¡Qué fácil es hacerse fraudulentamente con objetos de valor en este país? ¡Qué poca importancia prestamos al tesoro cultural que nos fue legado! Recuerdo cómo en la primera parte de la década de los setenta acudíamos presurosos a disfrutar de un espacio, que aún cerrado, por la clausura y traslado del colegio del Valle bastaba saltar un pequeño murete, que lindaba a la calle Sol, para hacernos dueños de los jardines que en otro tiempo fue el lugar de esparcimiento y descanso de las niñas del colegio citado. Era el lugar ideal donde escondernos de las miradas y reproches de un vecindario que comenzaba a increparnos en cuanto el balón rompía algún cristal o destrozaba la escasa vegetación de una maceta. Delicada que es la gente. Arropado por un resto de la antigua muralla, inútil protección para la agilidad y destreza de unos niños, nos hacíamos propietarios de sus espacios y una vez era campo de batallas otras, terreno deportivo donde disputábamos encuentros de fútbol o zona para el esparcimiento inútil en horas lectivas robadas al colegio.
Un día la innata curiosidad infantil apareció de improviso cuando alguien advirtió una oquedad, en el muro de la capilla que lindaba con aquellos jardines que habíamos convertidos en nuestro particular lugar de asueto y diversión. Revivo aquellas horas con emoción y con una claridad estremecedora porque hay rostros que se me aparecen y ya no están con nosotros, facciones que creí olvidadas y las presiento frente a mí con nitidez extraordinaria. Hace tanto y parece que fue ayer. La tarde declinaba. Las primeras luces del otoño comenzaban a diluirse con mayor presteza para sus espacios a las sombras. Con temor, aunque intentábamos disimularlo con impulsos de arrojo simulado, nos introducimos en aquella capilla que nos pareció la catedral de Burgos. Unos bancos, acorralados en rincón, proyectaban sus sombras sobre el suelo de mármol vencido por el tiempo. Una pátina oscura, mugrienta, ocultaba la brillantez albea que debió tener en otra época, el bruñido por el cuidado al que debía ser sometido por la orden religiosa femenina que se ocupaba del mantenimiento del colegio. Había un retablo majestuoso presidiendo el altar y una mesa labrada que retenía aún la solemnidad de las celebraciones eucarísticas. Los laterales del templo, soportado por gruesas columnas, albergaban pequeñas capillas con imágenes de santos y tal vez, unos lienzos con motivos religiosos. Nos pareció un lugar lóbrego pero con una atracción sobrenatural sobre nuestra curiosidad que nos invitaba a indagar, a descubrir los secretos que retenía entre sus paredes. Marchamos asombrados y conjurándonos en guardar el secreto de nuestro descubrimiento.
Volvimos muchos días para gozar de nuestro lugar. Con la luz clara del día pudimos apreciar las riquezas que se cobijaban entre aquellos muros, los esplendores de los que tuvimos constancia en aquellos momentos.
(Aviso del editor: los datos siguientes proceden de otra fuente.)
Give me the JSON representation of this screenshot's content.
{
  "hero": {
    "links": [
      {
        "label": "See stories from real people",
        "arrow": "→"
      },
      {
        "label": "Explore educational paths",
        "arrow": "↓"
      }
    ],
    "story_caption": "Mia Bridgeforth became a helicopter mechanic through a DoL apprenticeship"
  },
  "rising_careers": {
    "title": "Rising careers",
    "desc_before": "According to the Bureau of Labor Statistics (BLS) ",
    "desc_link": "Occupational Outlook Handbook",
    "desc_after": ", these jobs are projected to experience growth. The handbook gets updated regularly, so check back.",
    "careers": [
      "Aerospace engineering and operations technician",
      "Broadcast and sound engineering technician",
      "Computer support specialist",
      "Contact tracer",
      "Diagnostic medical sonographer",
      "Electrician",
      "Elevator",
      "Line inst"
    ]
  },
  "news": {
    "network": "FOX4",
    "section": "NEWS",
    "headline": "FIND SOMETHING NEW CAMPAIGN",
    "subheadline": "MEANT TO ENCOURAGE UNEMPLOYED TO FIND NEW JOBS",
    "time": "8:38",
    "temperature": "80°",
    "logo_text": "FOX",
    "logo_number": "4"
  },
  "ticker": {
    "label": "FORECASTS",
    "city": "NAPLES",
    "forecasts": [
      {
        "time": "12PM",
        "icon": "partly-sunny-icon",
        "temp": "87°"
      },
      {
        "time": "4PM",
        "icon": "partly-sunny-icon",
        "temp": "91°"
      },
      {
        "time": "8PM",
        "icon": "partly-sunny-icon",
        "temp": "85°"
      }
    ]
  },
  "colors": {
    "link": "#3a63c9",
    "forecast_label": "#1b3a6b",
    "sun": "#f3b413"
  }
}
Un tarde, cuando traspasamos el umbral de nuestra entrada secreta, vimos como unos obreros, que obraban con la mayor naturalidad y sin complejos, desmontaban todo el artesonado del retablo, cómo nos despojaban de “nuestras” posesiones. Cuando advirtieron nuestra presencia nos echaron con cajas destempladas, a gritos. Corrimos como locos. Retornamos a la tarde siguiente y vimos como un camión se llevaba todo el mobiliario. Las capillas fueron desmontadas impunemente durante las semanas siguientes y aquello quedó convertido en un páramo. Creo recordar que se llevaron hasta las columnas del claustro. Con el tiempo supimos de aquel desmán, de aquel expolio y que nadie tomó medidas cuando algunos medios de comunicación se hicieron eco de ello.
Hace unos días se llevaron el Códice Calixtino, el manuscrito más valioso e importante de España, con la misma impunidad con la que obraron en el colegio del Valle hace treinta y cinco años. Sin violencia, hasta con naturalidad. ¡Y no se percataron de la sustracción hasta unos días después! Seguimos igual. Con un gobierno que presume de ser garante del impulso cultural del pueblo y ni siquiera presta atención en la protección de una joya de esta magnitud. Nada importa si se cubren nuestros instintos. La protección de los bienes culturales en nuestro país parece no importar a nadie. Ahora colocan un facsímil y ya está. Ochocientos años sin robarse, un record que diría mi amigo Paco Portal. Puede suceder que un día nos encontremos con sólo el solar donde ahora se sitúa la Alhambra.